The time it took to do all of this was the time it took to click to these spots and either create a page, copy/paste a shortcode or hit publish.

Protecting Content with Members

Then I went to my Membership Content page and protected it, with the meta box that is on the content page, put there by Members.

ProtectedContent

If I had wanted, I could have created a special error page, but the default one is defined in the Members plugin settings page and it works fine for me.

NoPermission

Navigation & Menus

Once you have the pages created and protected, you're simply left with the menu structure – both how to show it, and who gets to see it. You'll also have to create an easy way for people to login and get routed to your content.

Both of those other plugins make this easy.

First I added a widget and then I added a menu.

ProfileWidget

You'll notice all I needed to do was drop in the urls to the pages I'd already created.

The Menu wasn't much harder. You'll see that each menu item now has the ability to determine who should see it – based on roles defined by Members.

MenuLoggedOut

If you're not logged in, I wanted you to see the “Login” menu. If you're logged in already, I would like you to not see that, and to see the Profile management page.

MenuLoggedIn

When you put it all together, you get two different menus based on if you're logged in or not.

LoggedIn

The menu and the widget work together to show you that you're logged in. And in the other case, you'll see a different menu and a way to log in.

LoggedOut

Observations on Members

There's several reasons why 100,000+ sites have used Members.

First, because it is scoped tightly, it can be used with many different plugins. You'll notice that the Nav Menu Roles plugin doesn't know anything about Members, but works with it cleanly because all it knows is that it is protecting menu items by the role that is already configured in WordPress. It doesn't know who created it or is managing it, and it doesn't matter. Members just does it's thing.

[Tweet “Members by @justintadlock is scoped tightly & can be used with many different plugins.”]

Second, it doesn't get in the way of what you're doing, or try to do too much.

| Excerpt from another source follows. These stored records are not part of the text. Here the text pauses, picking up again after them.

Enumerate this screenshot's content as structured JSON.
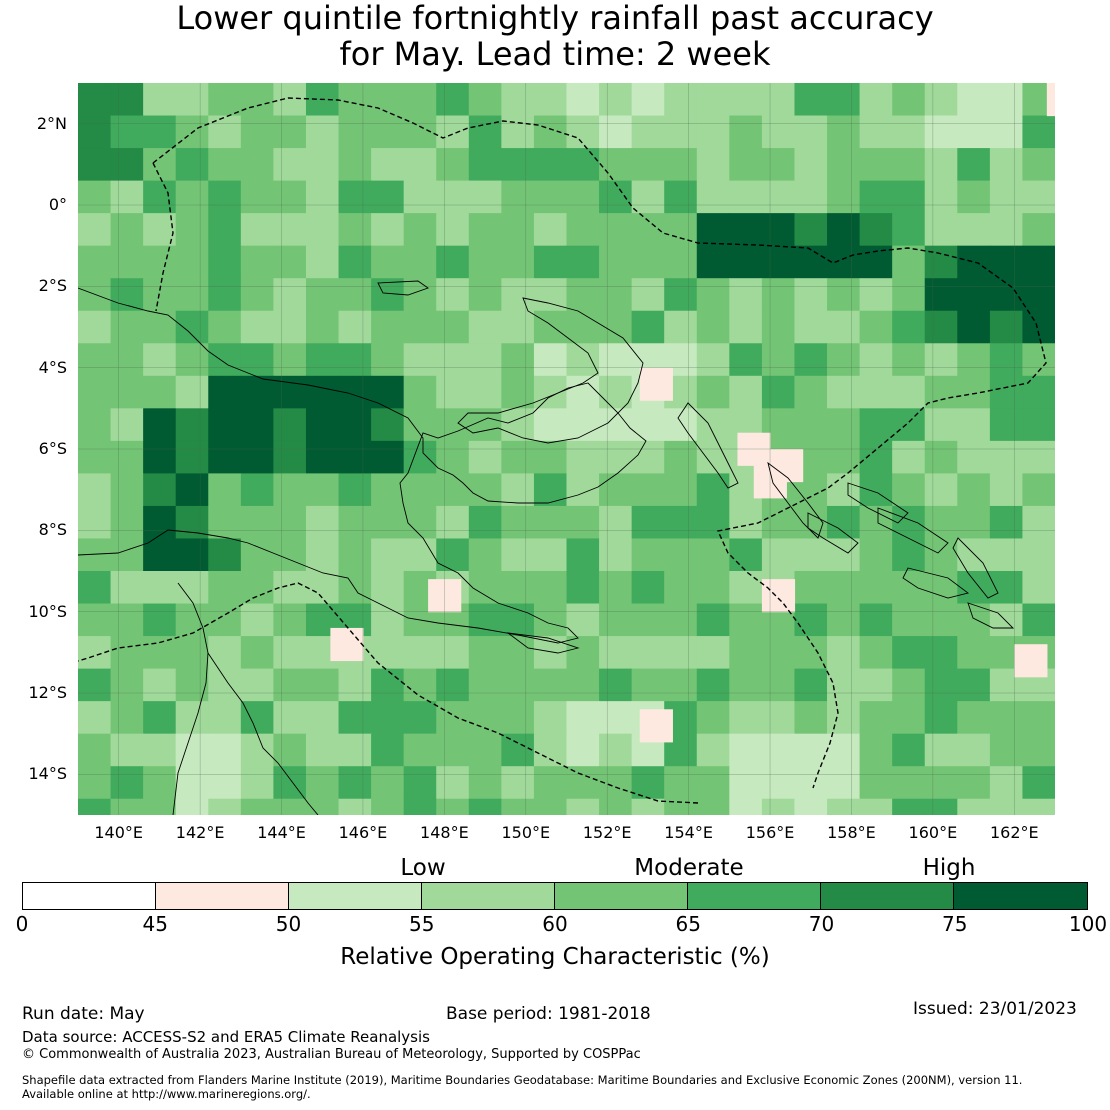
{
  "title": {
    "line1": "Lower quintile fortnightly rainfall past accuracy",
    "line2": "for May. Lead time: 2 week"
  },
  "map": {
    "lat_labels": [
      "2°N",
      "0°",
      "2°S",
      "4°S",
      "6°S",
      "8°S",
      "10°S",
      "12°S",
      "14°S"
    ],
    "lon_labels": [
      "140°E",
      "142°E",
      "144°E",
      "146°E",
      "148°E",
      "150°E",
      "152°E",
      "154°E",
      "156°E",
      "158°E",
      "160°E",
      "162°E"
    ],
    "lat_values": [
      2,
      0,
      -2,
      -4,
      -6,
      -8,
      -10,
      -12,
      -14
    ],
    "lon_values": [
      140,
      142,
      144,
      146,
      148,
      150,
      152,
      154,
      156,
      158,
      160,
      162
    ],
    "extent": {
      "lon_min": 139,
      "lon_max": 163,
      "lat_min": -15,
      "lat_max": 3
    },
    "cell_size_deg": 0.8,
    "boundary_style": "dashed",
    "land_outline_color": "#000000"
  },
  "colorbar": {
    "bounds": [
      0,
      45,
      50,
      55,
      60,
      65,
      70,
      75,
      100
    ],
    "tick_labels": [
      "0",
      "45",
      "50",
      "55",
      "60",
      "65",
      "70",
      "75",
      "100"
    ],
    "colors": [
      "#ffffff",
      "#fde9e0",
      "#c7e9c0",
      "#a1d99b",
      "#74c476",
      "#41ab5d",
      "#238b45",
      "#005a32"
    ],
    "categories": [
      "Low",
      "Moderate",
      "High"
    ],
    "label": "Relative Operating Characteristic (%)"
  },
  "footer": {
    "run_date": "Run date: May",
    "base_period": "Base period: 1981-2018",
    "issued": "Issued: 23/01/2023",
    "data_source": "Data source: ACCESS-S2 and ERA5 Climate Reanalysis",
    "copyright": "© Commonwealth of Australia 2023, Australian Bureau of Meteorology, Supported by COSPPac",
    "shapefile1": "Shapefile data extracted from Flanders Marine Institute (2019), Maritime Boundaries Geodatabase: Maritime Boundaries and Exclusive Economic Zones (200NM), version 11.",
    "shapefile2": "Available online at http://www.marineregions.org/."
  }
}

There is no question that Justin knows what he's doing and knows the “WordPress way” to integrate his plugin into the core of the WordPress code. So it snaps into place easily and effectively but doesn't overreach and try to do too much. The result? You can use PayPal, Stripe, or anything else to collect payment and Members doesn't care. It will simply do the two things it's meant to do, and let you do the rest on your own.

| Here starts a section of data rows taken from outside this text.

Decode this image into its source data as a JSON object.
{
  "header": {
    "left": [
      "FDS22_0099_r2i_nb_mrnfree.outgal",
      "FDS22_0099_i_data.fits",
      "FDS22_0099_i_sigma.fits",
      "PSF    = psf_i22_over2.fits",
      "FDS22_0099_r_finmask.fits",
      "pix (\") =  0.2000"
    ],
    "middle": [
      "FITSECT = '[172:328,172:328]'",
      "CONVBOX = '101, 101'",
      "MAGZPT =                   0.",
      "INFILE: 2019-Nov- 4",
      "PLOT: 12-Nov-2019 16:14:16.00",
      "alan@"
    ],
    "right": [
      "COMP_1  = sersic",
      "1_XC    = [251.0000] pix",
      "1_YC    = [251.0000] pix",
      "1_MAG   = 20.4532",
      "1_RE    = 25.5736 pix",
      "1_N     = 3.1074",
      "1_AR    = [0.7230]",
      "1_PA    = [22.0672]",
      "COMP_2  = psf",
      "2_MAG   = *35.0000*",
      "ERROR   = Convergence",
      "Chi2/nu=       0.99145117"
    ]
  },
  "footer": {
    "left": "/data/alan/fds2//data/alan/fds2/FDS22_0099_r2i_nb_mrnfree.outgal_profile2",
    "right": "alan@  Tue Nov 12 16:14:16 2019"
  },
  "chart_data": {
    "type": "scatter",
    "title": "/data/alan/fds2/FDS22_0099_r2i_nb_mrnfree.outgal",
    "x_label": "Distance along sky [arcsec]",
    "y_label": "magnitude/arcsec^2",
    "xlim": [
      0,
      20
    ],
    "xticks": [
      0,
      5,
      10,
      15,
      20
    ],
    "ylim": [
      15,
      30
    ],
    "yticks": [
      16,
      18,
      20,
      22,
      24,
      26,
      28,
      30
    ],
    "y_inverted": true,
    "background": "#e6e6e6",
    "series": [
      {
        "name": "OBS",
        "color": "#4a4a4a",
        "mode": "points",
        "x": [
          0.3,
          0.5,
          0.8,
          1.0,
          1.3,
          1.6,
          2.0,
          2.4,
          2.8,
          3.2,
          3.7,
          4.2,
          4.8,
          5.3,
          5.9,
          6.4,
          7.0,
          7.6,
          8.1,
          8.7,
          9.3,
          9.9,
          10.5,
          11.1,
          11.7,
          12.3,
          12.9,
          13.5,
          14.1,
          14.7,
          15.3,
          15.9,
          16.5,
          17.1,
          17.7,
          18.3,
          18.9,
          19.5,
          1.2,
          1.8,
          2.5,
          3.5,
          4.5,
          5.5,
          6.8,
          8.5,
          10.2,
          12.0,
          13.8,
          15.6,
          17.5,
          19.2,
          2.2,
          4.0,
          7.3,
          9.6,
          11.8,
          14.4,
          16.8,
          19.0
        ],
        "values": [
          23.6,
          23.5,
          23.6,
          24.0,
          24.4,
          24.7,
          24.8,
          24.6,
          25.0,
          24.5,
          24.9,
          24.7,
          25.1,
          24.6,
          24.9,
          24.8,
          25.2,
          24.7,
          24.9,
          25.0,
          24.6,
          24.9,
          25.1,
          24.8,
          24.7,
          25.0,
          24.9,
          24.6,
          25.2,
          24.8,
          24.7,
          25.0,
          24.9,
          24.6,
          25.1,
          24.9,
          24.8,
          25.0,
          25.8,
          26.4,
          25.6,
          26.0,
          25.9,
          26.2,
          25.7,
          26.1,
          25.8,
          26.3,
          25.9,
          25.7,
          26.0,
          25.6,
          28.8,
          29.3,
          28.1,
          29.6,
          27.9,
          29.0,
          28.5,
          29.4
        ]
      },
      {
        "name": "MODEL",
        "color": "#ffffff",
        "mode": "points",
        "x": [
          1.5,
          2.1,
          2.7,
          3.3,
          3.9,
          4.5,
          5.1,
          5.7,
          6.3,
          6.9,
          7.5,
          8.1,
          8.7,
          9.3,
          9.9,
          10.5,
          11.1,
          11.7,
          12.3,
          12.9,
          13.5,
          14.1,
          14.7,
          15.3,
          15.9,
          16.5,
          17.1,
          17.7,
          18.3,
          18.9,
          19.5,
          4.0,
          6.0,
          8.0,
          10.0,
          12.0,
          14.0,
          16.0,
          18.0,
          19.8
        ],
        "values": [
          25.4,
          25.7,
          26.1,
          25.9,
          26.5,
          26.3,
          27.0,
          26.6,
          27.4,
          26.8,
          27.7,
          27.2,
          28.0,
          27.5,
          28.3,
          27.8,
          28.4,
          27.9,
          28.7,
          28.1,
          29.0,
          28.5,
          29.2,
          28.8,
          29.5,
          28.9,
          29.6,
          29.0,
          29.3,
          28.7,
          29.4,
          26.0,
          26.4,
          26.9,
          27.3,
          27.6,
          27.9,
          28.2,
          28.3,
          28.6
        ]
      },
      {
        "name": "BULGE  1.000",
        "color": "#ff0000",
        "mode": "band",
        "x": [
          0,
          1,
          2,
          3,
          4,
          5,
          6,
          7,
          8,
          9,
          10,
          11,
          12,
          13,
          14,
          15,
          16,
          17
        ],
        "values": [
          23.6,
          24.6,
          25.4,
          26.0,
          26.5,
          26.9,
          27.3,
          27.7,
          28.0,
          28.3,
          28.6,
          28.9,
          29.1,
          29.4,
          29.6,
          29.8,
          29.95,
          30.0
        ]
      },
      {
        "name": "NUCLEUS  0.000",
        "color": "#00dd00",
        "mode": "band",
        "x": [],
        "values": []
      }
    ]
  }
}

[Tweet “Members by @justintadlock doesn't get in the way of what you're doing, or try to do too much.”]

Thirdly, no matter its score on my scale, it's a worthwhile plugin to use. I know I say this with most of the reviews I'm doing. It's because I know someone is going to look for the highest score and go with it. But the right plugin is the one that does what you need it to, no more and no less. Members is that kind of plugin for many people.

Scoring Members

Again, this is one of those plugins that I would score a 10 on ease and speed, but my current scale is only to 5.

  • Ease of Use – 5
  • Payment Gateway Support – 1
  • eCommerce Support – 1
  • Drip Support – 1
  • Concurrent Accounts – 5
  • Pro-rating Charges – 1
  • Upgrades / Downgrades – 1
  • Speed of setting it up – 5

The Members  Score: 2.5

Note: If you're trying to build something complicated, you're likely going to use this as a baseline and build other features around it. That's why this is a developer-favorite and you would likely score it a perfect 5.